Remembering our friend Winston

“Impedance mismatch.” It’s a funny little phrase to hear in everyday conversation, but one that Winston Hendrickson—longtime VP of engineering for Photoshop and many other Adobe efforts, friend and mentor to more people than I could possibly count—liked to sprinkle into chats. He’d use it to flag things that just didn’t make sense, little disconnects in the universe.

I’ve been thinking of it ever since learning yesterday that Winston had passed away following a long illness. I still can’t believe I’m typing these words. Something in the universe feels disconnected, out of phase.


As the dozens of remembrances now flooding Facebook can tell you, Winston was a beloved dad, respected leader, and passionate photographer. After years at Apple leading teams that began the Mac OS turnaround, he’d spent more than 17 years driving development at Adobe. We worked closely together to launch Adobe Bridge, helping tie together the very first version of Creative Suite.

I was a bit surprised later when Winston came over to lead Adobe’s digital imaging teams. I hadn’t realized that on any given weekend you’d likely find him lugging a 600mm lens & big SLR to his daughters’ softball games, an auto race at Laguna Seca, or a photo walk up California’s coastline. Photography took him from Tasmania to Antarctica and beyond, shooting everything from modern dance to SWAT teams in training. (See more here & here.) Winston had that special quality that distinguishes many key leaders at Adobe—a deep and passionate connection to the work, the tools, and most importantly the fellow practitioners we felt privileged to call customers.

I haven’t seen Winston in just over a year, since the day he dropped by to help my kids and many others explore some new Adobe augmented reality tools. He was exactly as he’d always been, looking good & always ready to share a salty joke. (Whenever we’d hear self-congratulation getting a little thick over the years, we loved deflating it by invoking Pulp Fiction’s Winston Wolf: “Well, let’s not start…” I’ve gotta think he’d laugh out loud hearing that reference stuck in a eulogy.)


Therefore yesterday’s news came as a shock. “The only easy day was yesterday,” said a sign on Winston’s door. Well, yesterday wasn’t.

I’ve struggled to write any kind of worthwhile tribute, to find some Big & Meaningful Theme. Listening to colleagues’ and friends’ remembrances, though, I’ve started to think more in terms of a mosaic: we all reach back across time, pulling up whatever bunch of shining fragments we can, and we lay them together to draw the outlines of a life.

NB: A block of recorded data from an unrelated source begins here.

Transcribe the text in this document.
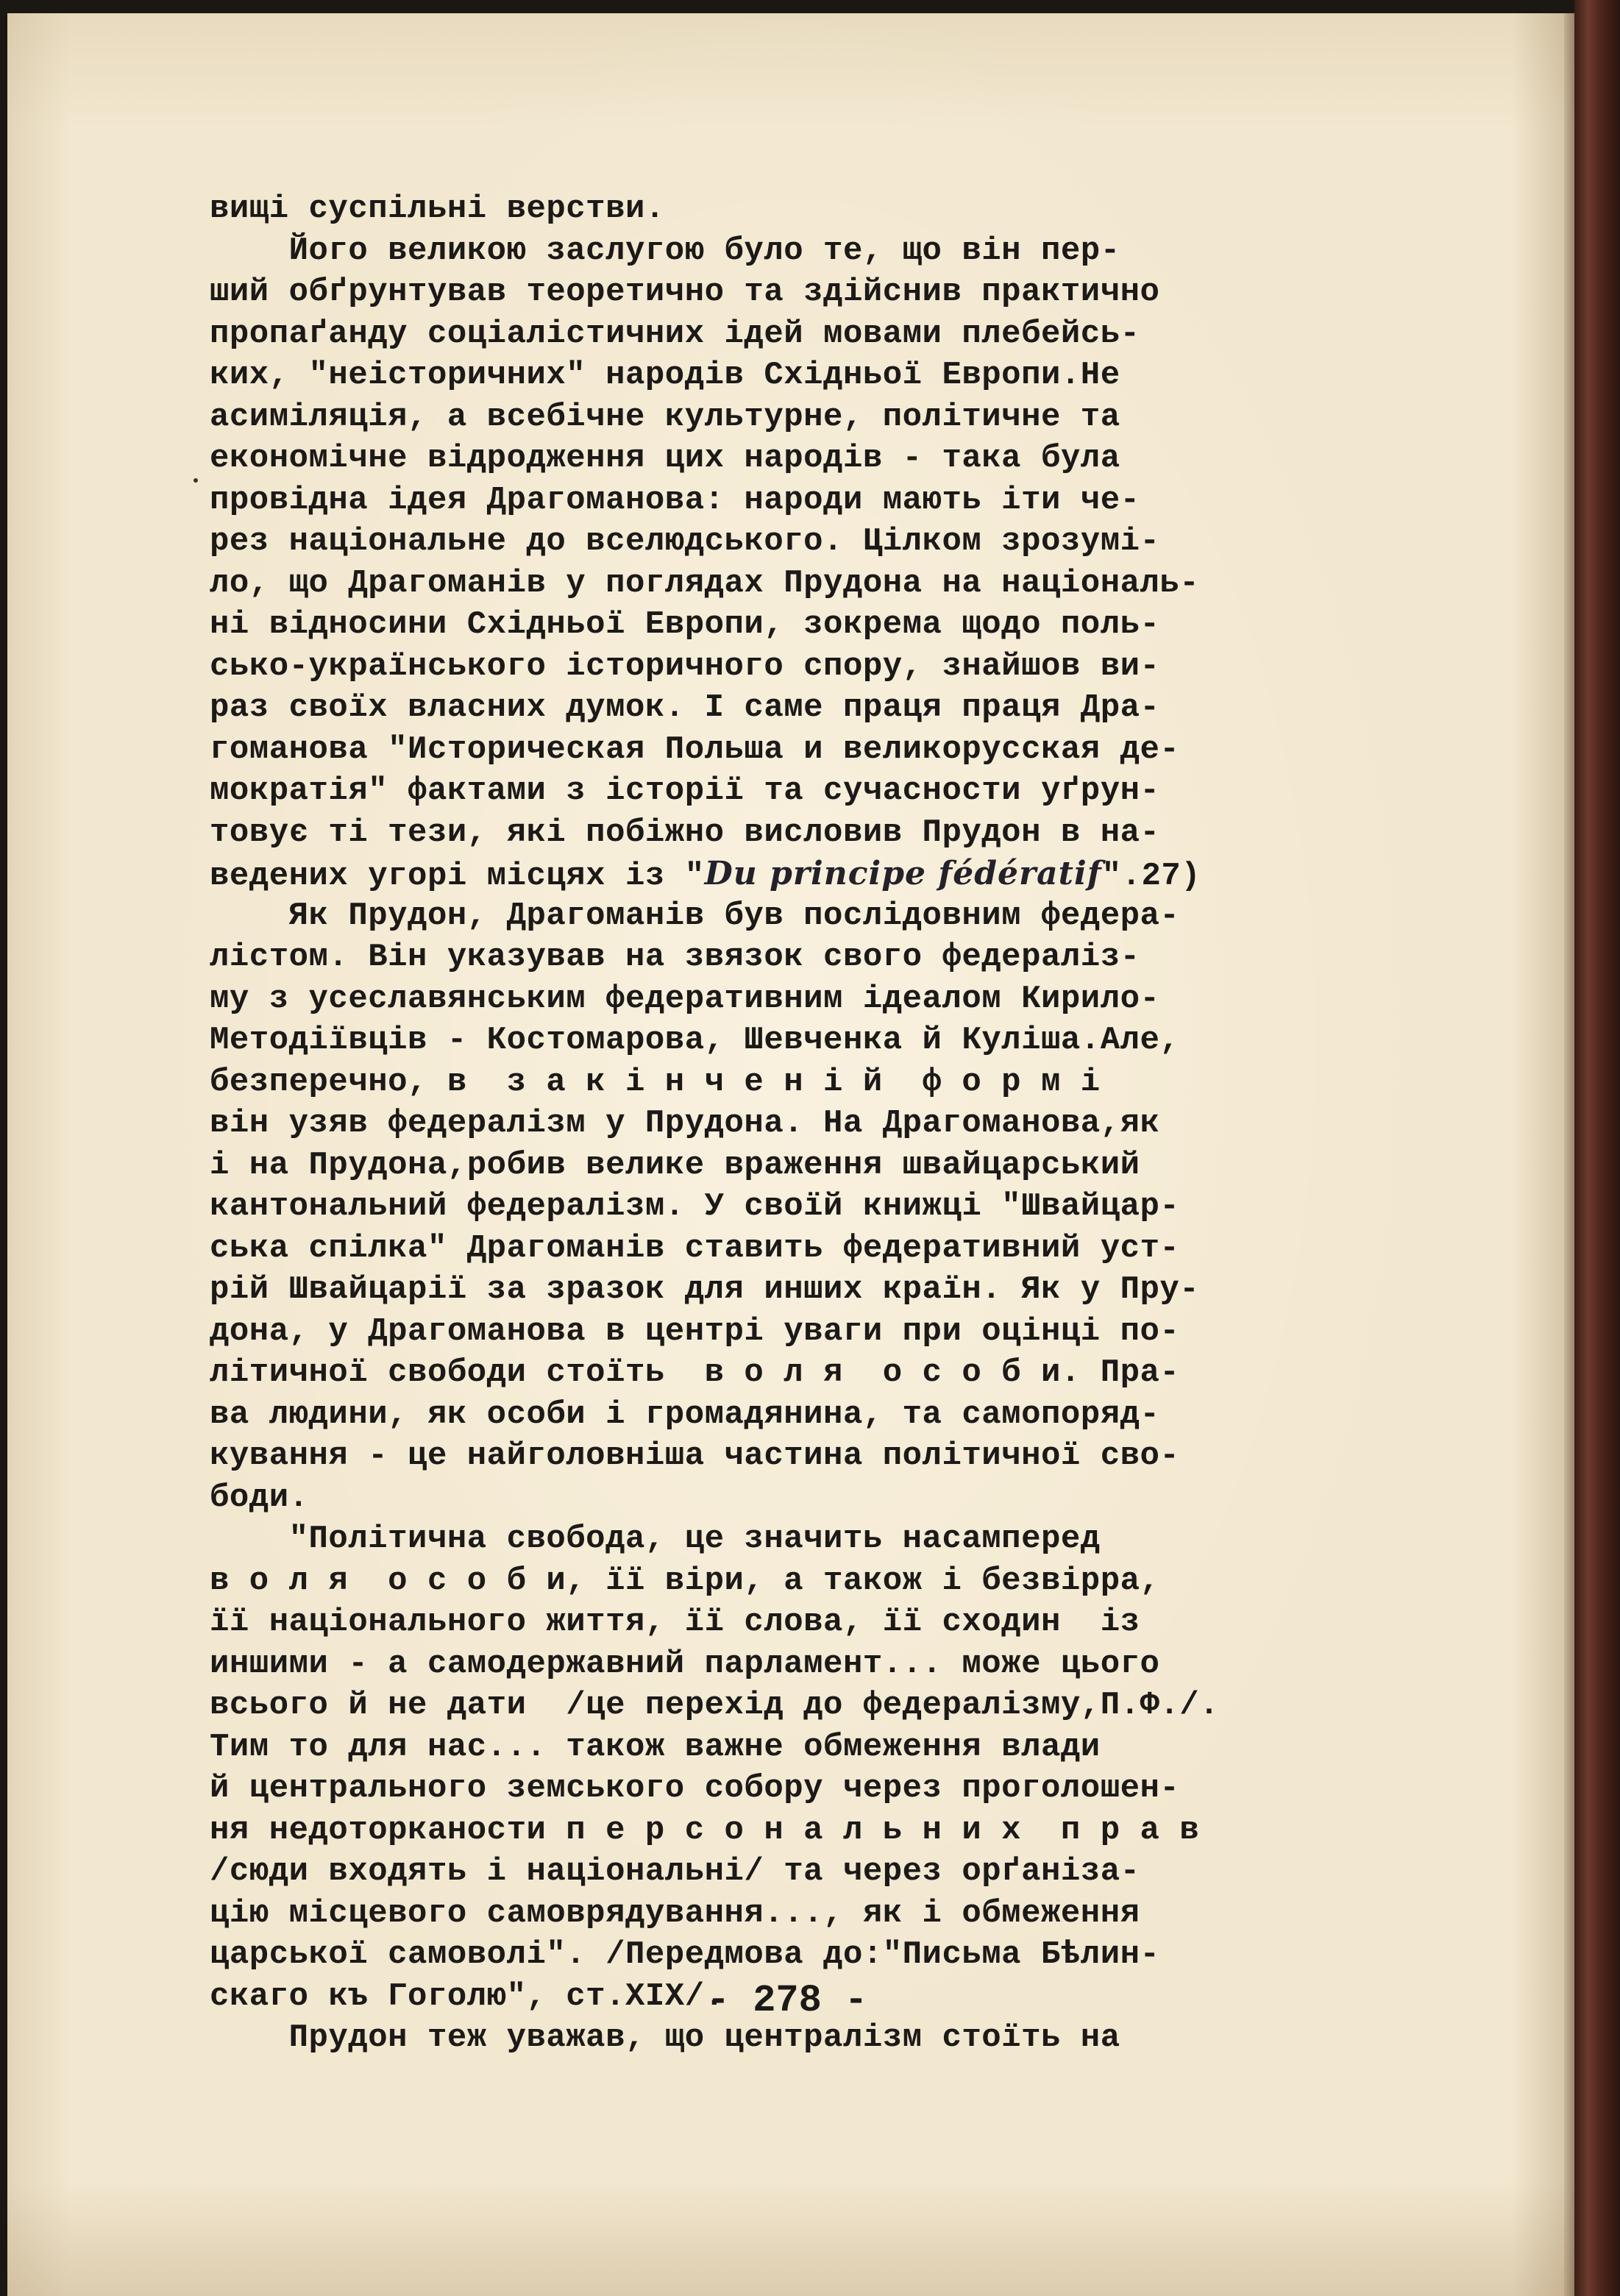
вищі суспільні верстви.
Його великою заслугою було те, що він пер-
ший обґрунтував теоретично та здійснив практично
пропаґанду соціалістичних ідей мовами плебейсь-
ких, "неісторичних" народів Східньої Европи.Не
асиміляція, а всебічне культурне, політичне та
економічне відродження цих народів - така була
провідна ідея Драгоманова: народи мають іти че-
рез національне до вселюдського. Цілком зрозумі-
ло, що Драгоманів у поглядах Прудона на національ-
ні відносини Східньої Европи, зокрема щодо поль-
сько-українського історичного спору, знайшов ви-
раз своїх власних думок. І саме праця праця Дра-
гоманова "Историческая Польша и великорусская де-
мократія" фактами з історії та сучасности уґрун-
товує ті тези, які побіжно висловив Прудон в на-
ведених угорі місцях із "Du principe fédératif".27)
Як Прудон, Драгоманів був послідовним федера-
лістом. Він указував на звязок свого федераліз-
му з усеславянським федеративним ідеалом Кирило-
Методіївців - Костомарова, Шевченка й Куліша.Але,
безперечно, в  з а к і н ч е н і й  ф о р м і
він узяв федералізм у Прудона. На Драгоманова,як
і на Прудона,робив велике враження швайцарський
кантональний федералізм. У своїй книжці "Швайцар-
ська спілка" Драгоманів ставить федеративний уст-
рій Швайцарії за зразок для инших країн. Як у Пру-
дона, у Драгоманова в центрі уваги при оцінці по-
літичної свободи стоїть  в о л я  о с о б и. Пра-
ва людини, як особи і громадянина, та самопоряд-
кування - це найголовніша частина політичної сво-
боди.
"Політична свобода, це значить насамперед
в о л я  о с о б и, її віри, а також і безвірра,
її національного життя, її слова, її сходин  із
иншими - а самодержавний парламент... може цього
всього й не дати  /це перехід до федералізму,П.Ф./.
Тим то для нас... також важне обмеження влади
й центрального земського собору через проголошен-
ня недоторканости п е р с о н а л ь н и х  п р а в
/сюди входять і національні/ та через орґаніза-
цію місцевого самоврядування..., як і обмеження
царської самоволі". /Передмова до:"Письма Бѣлин-
скаго къ Гоголю", ст.XIX/.
Прудон теж уважав, що централізм стоїть на
- 278 -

“Should you live for your résumé or your eulogy?” Winston’s life showed how one can serve both, and we’re all blessed for it. Thanks for everything, big guy, and safe travels. —J.


13 thoughts on “Remembering our friend Winston

  1. John, This is a lovely tribute to Winston. Thank you for sharing the words and the photo of his smile! What a wonderful man he was and I’m sure he will continue to touch us all in some way.

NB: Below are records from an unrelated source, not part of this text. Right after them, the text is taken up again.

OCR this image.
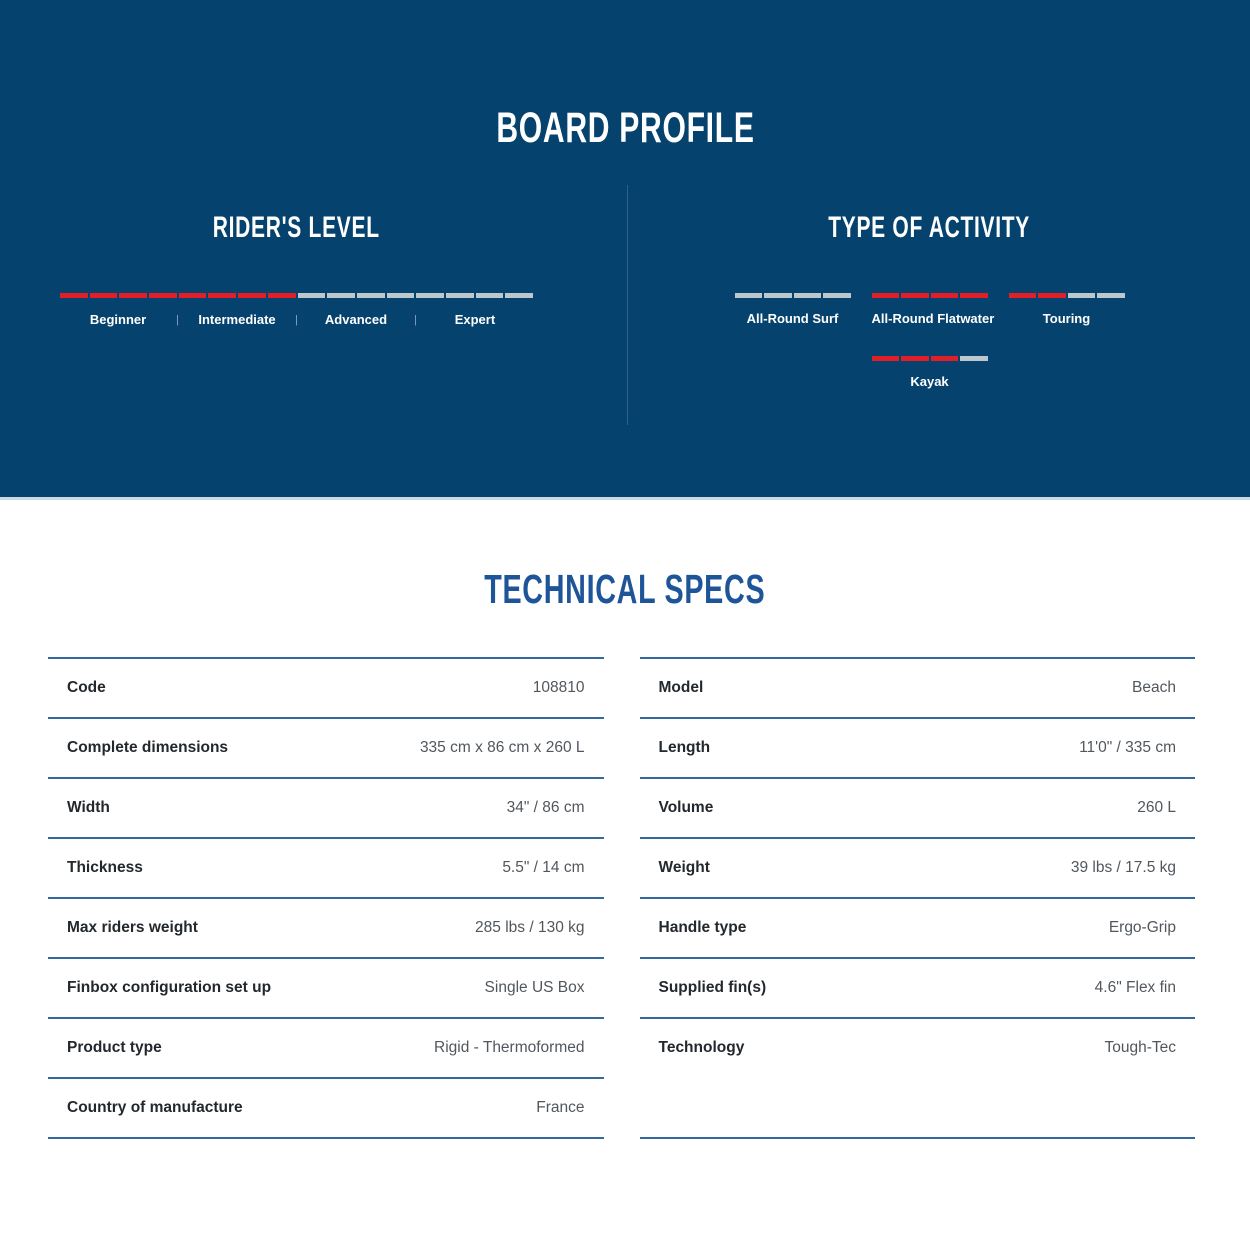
BOARD PROFILE
RIDER'S LEVEL
Beginner	|	Intermediate	|	Advanced	|	Expert
TYPE OF ACTIVITY
All-Round Surf	All-Round Flatwater	Touring
Kayak
TECHNICAL SPECS
Code	108810
Complete dimensions	335 cm x 86 cm x 260 L
Width	34" / 86 cm
Thickness	5.5" / 14 cm
Max riders weight	285 lbs / 130 kg
Finbox configuration set up	Single US Box
Product type	Rigid - Thermoformed
Country of manufacture	France
Model	Beach
Length	11'0" / 335 cm
Volume	260 L
Weight	39 lbs / 17.5 kg
Handle type	Ergo-Grip
Supplied fin(s)	4.6" Flex fin
Technology	Tough-Tec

    Hugs to you and your family,

  2. The only measure I have of Winston is the impact he’s had on others, since I only met him sporadically over the years. But the awe, respect, and love I saw from others was inspiring and just a touch intimidating. Those qualities have been shared and magnified much since his death, and so the measure I now have is beyond reckoning.

    What a beautiful thing to bring such riches to the world.

  3. What a tribute to a man so worthy! Thanks for saying what so many of us feel. The world is better for having had Winston in it. My life richer for knowing him. And now the world loses a great leader, person and just quality person.

  4. Thank you for all the great memories you captured for our family! Winston has given us a peace of him that we will forever cherish. Rest In Peace! May his family find peace and happiness knowing that Winston touched so many of us.

  5. Thank you so much for this, John. I didn’t know him nearly as well as others but, three times today, I’ve had to change course in my daily work because his is such a vast loss. I love that he will continue to live on in the DNA of our company – our code, our products. Sad, sad day. Thank you.

  6. So sorry to hear this. I worked on Bridge back in the day for Winston and one of my enduring Adobe memories is the time I caught a ride from some team outing back to San Jose with Winston in his pickup truck. I wasn’t quite sure about riding with the boss, but we talked the whole drive about our families, work, photography, the truck, whatever, and before I knew it we were back. Ok, I know its not an exciting story, but its my small example of his kindness. He was a good guy to hitch a ride with and a pleasure to work for. Rest in peace Winston.

  7. “For death is no more than a turning of us over from time to eternity.”
    – William Penn

    Very saddened to hear this news, but we won’t forget you Winston. Thank you for everything you’ve done to make our world a better place.

    1. I am a peripheral player in his life, having been a college softball mom. I was impressed with his willingness, and interest to share a few tidbits about the evolution of the photoshop program I was immersed in since PS3.
      He was intrigued by my feedback on the then new Lightroom issue interfaced with Photoshop and I was impressed he lived his technology as a photographer.
      His is a glittering legacy, and I benefitted greatly from it as a digital artist, and fellow softball parent. You cannot fill those shoes.